UK hospitality group Whitbread will continue to scout for new hotels in Ireland after its Irish arm saw revenue rebound in its last financial year as Covid restrictions eased, according to newly-filed accounts for the business.
hitbread owns the Premier Inn chain and has three hotels in Dublin. One is located near Dublin Airport, while the other two are in the city centre.
Whitbread has previously indicated that it wants to have as many as 2,500 hotel rooms in Dublin.
Premier Inn operates a brand new 108-bedroom hotel at the junction of Gloucester Street and Princes Street on Dublin’s docklands that was constructed by Red Rock Developments.
That development was acquired last year by Aviva Investors on behalf of its European Real Estate Long Income Fund.
Premier Inn will also operate a new hotel being built in the Liberties area of the capital.
The Newmarket Yards scheme includes a 151-bedroom hotel and three retail units. It’s due to be completed this year.
Last year, Deka Immobilien Investment bought the hotel and retail units from Bain Capital. The scheme also includes 413 apartments.
Accounts just filed for the company behind the Premier Inn operation in Ireland show that revenue jumped to just over €4m in the 12 months to the beginning of March last year. That compared to €1.7m the year before.
It posted a €444,000 operating loss in the last financial period, which was down from the €851,000 loss it reported in the previous year.
Of its revenue in the latest financial year, €3.3m was generated from the sale of accommodation, and €693,000 from food and beverage sales.
The accounts note that “further acquisitions and openings” are planned in Ireland and add that the Whitbread group emerged from the pandemic “in a position of strength”.
“The group’s unique vertically integrated operating model gives it a sustainable platform to outperform in the structurally attractive markets in which it operates, built on its scale, brand strength, direct distribution and its leading customer offering,” the directors said.

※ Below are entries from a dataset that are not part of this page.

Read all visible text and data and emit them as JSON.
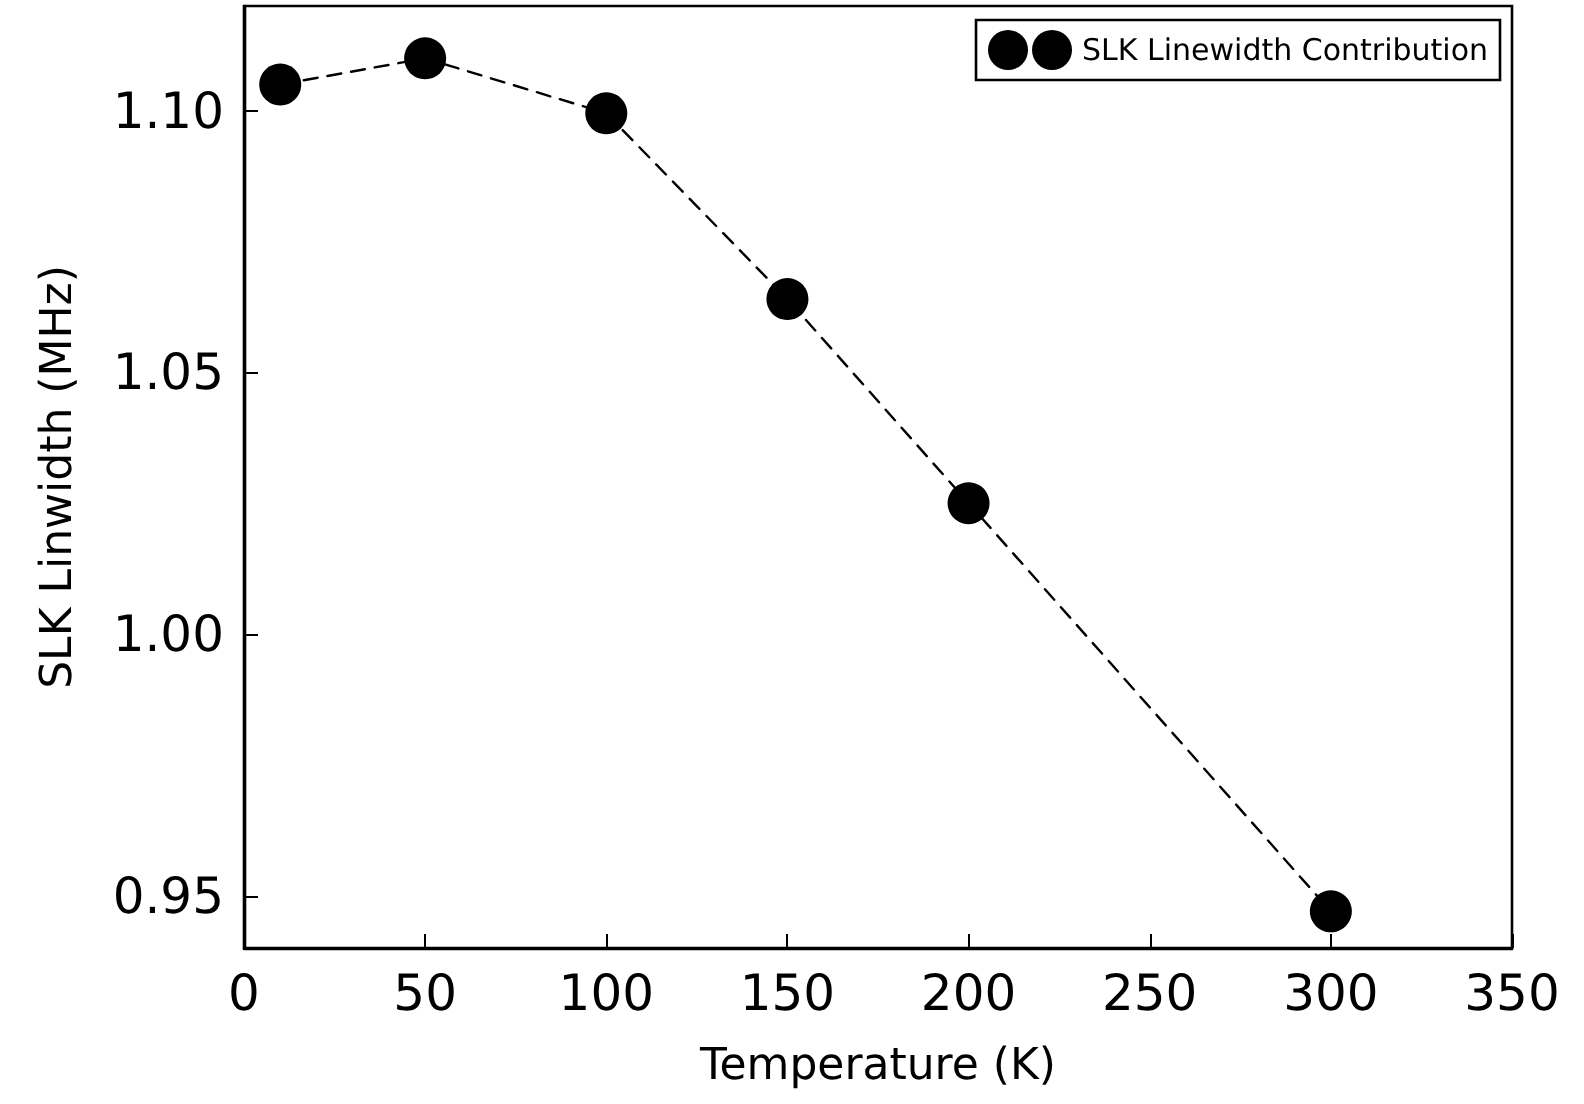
{
  "chart_data": {
    "type": "line",
    "xlabel": "Temperature (K)",
    "ylabel": "SLK Linwidth (MHz)",
    "x": [
      10,
      50,
      100,
      150,
      200,
      300
    ],
    "series": [
      {
        "name": "SLK Linewidth Contribution",
        "color": "#000000",
        "values": [
          1.105,
          1.11,
          1.0995,
          1.064,
          1.025,
          0.947
        ]
      }
    ],
    "xlim": [
      0,
      350
    ],
    "xticks": [
      0,
      50,
      100,
      150,
      200,
      250,
      300,
      350
    ],
    "ylim": [
      0.94,
      1.12
    ],
    "yticks": [
      {
        "value": 0.95,
        "label": "0.95"
      },
      {
        "value": 1.0,
        "label": "1.00"
      },
      {
        "value": 1.05,
        "label": "1.05"
      },
      {
        "value": 1.1,
        "label": "1.10"
      }
    ],
    "grid": false,
    "legend": "top right",
    "marker": "circle",
    "line_style": "dashed"
  }
}
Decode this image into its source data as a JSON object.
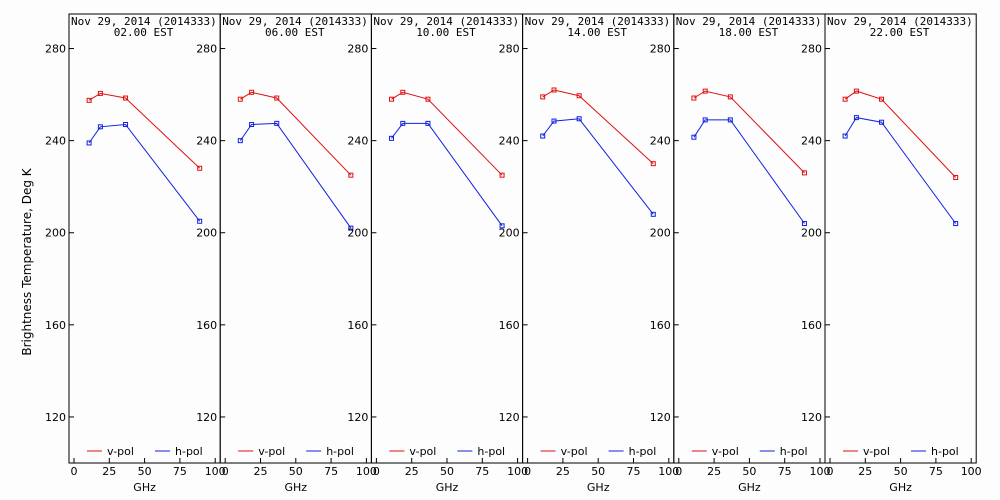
{
  "y_axis_label": "Brightness Temperature, Deg K",
  "colors": {
    "vpol": "#e01010",
    "hpol": "#1020e0",
    "frame": "#000000",
    "background": "#fdfdfd"
  },
  "chart_data": [
    {
      "type": "line",
      "title": "Nov 29, 2014 (2014333)",
      "subtitle": "02.00 EST",
      "xlabel": "GHz",
      "ylabel": "Brightness Temperature, Deg K",
      "xlim": [
        0,
        100
      ],
      "ylim": [
        100,
        295
      ],
      "xticks": [
        0,
        25,
        50,
        75,
        100
      ],
      "yticks": [
        120,
        160,
        200,
        240,
        280
      ],
      "grid": false,
      "legend": "bottom",
      "series": [
        {
          "name": "v-pol",
          "x": [
            10.7,
            18.7,
            36.5,
            89
          ],
          "values": [
            257.5,
            260.5,
            258.5,
            228
          ]
        },
        {
          "name": "h-pol",
          "x": [
            10.7,
            18.7,
            36.5,
            89
          ],
          "values": [
            239,
            246,
            247,
            205
          ]
        }
      ]
    },
    {
      "type": "line",
      "title": "Nov 29, 2014 (2014333)",
      "subtitle": "06.00 EST",
      "xlabel": "GHz",
      "xlim": [
        0,
        100
      ],
      "ylim": [
        100,
        295
      ],
      "xticks": [
        0,
        25,
        50,
        75,
        100
      ],
      "yticks": [
        120,
        160,
        200,
        240,
        280
      ],
      "grid": false,
      "legend": "bottom",
      "series": [
        {
          "name": "v-pol",
          "x": [
            10.7,
            18.7,
            36.5,
            89
          ],
          "values": [
            258,
            261,
            258.5,
            225
          ]
        },
        {
          "name": "h-pol",
          "x": [
            10.7,
            18.7,
            36.5,
            89
          ],
          "values": [
            240,
            247,
            247.5,
            202
          ]
        }
      ]
    },
    {
      "type": "line",
      "title": "Nov 29, 2014 (2014333)",
      "subtitle": "10.00 EST",
      "xlabel": "GHz",
      "xlim": [
        0,
        100
      ],
      "ylim": [
        100,
        295
      ],
      "xticks": [
        0,
        25,
        50,
        75,
        100
      ],
      "yticks": [
        120,
        160,
        200,
        240,
        280
      ],
      "grid": false,
      "legend": "bottom",
      "series": [
        {
          "name": "v-pol",
          "x": [
            10.7,
            18.7,
            36.5,
            89
          ],
          "values": [
            258,
            261,
            258,
            225
          ]
        },
        {
          "name": "h-pol",
          "x": [
            10.7,
            18.7,
            36.5,
            89
          ],
          "values": [
            241,
            247.5,
            247.5,
            203
          ]
        }
      ]
    },
    {
      "type": "line",
      "title": "Nov 29, 2014 (2014333)",
      "subtitle": "14.00 EST",
      "xlabel": "GHz",
      "xlim": [
        0,
        100
      ],
      "ylim": [
        100,
        295
      ],
      "xticks": [
        0,
        25,
        50,
        75,
        100
      ],
      "yticks": [
        120,
        160,
        200,
        240,
        280
      ],
      "grid": false,
      "legend": "bottom",
      "series": [
        {
          "name": "v-pol",
          "x": [
            10.7,
            18.7,
            36.5,
            89
          ],
          "values": [
            259,
            262,
            259.5,
            230
          ]
        },
        {
          "name": "h-pol",
          "x": [
            10.7,
            18.7,
            36.5,
            89
          ],
          "values": [
            242,
            248.5,
            249.5,
            208
          ]
        }
      ]
    },
    {
      "type": "line",
      "title": "Nov 29, 2014 (2014333)",
      "subtitle": "18.00 EST",
      "xlabel": "GHz",
      "xlim": [
        0,
        100
      ],
      "ylim": [
        100,
        295
      ],
      "xticks": [
        0,
        25,
        50,
        75,
        100
      ],
      "yticks": [
        120,
        160,
        200,
        240,
        280
      ],
      "grid": false,
      "legend": "bottom",
      "series": [
        {
          "name": "v-pol",
          "x": [
            10.7,
            18.7,
            36.5,
            89
          ],
          "values": [
            258.5,
            261.5,
            259,
            226
          ]
        },
        {
          "name": "h-pol",
          "x": [
            10.7,
            18.7,
            36.5,
            89
          ],
          "values": [
            241.5,
            249,
            249,
            204
          ]
        }
      ]
    },
    {
      "type": "line",
      "title": "Nov 29, 2014 (2014333)",
      "subtitle": "22.00 EST",
      "xlabel": "GHz",
      "xlim": [
        0,
        100
      ],
      "ylim": [
        100,
        295
      ],
      "xticks": [
        0,
        25,
        50,
        75,
        100
      ],
      "yticks": [
        120,
        160,
        200,
        240,
        280
      ],
      "grid": false,
      "legend": "bottom",
      "series": [
        {
          "name": "v-pol",
          "x": [
            10.7,
            18.7,
            36.5,
            89
          ],
          "values": [
            258,
            261.5,
            258,
            224
          ]
        },
        {
          "name": "h-pol",
          "x": [
            10.7,
            18.7,
            36.5,
            89
          ],
          "values": [
            242,
            250,
            248,
            204
          ]
        }
      ]
    }
  ]
}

They add: “The company will continue to operate hotels in Ireland. There is potential for further hotels in the future.”
Ireland’s biggest hotel operator, Dalata, said last month that it was trading ahead of expectations and that revenue for 2022 should exceed €500m – the highest ever for the group.
On a like-for-like basis, revenue per available room was 21pc of 2019 levels between September and November this year, with all regions performing well, according to Dalata.
It said corporate bookings have picked up following the summer and that there is continued strong leisure demand, with a notable increase in visitors from North America.
The company pointed out that room availability remained constrained due to the number of hotel properties around the country being used by the Government for emergency accommodation for refugees from Ukraine.
This week, Whitbread reported a strong performance for its third quarter. It is expanding in Germany, where it has 45 open hotels and a further 36 in the pipeline.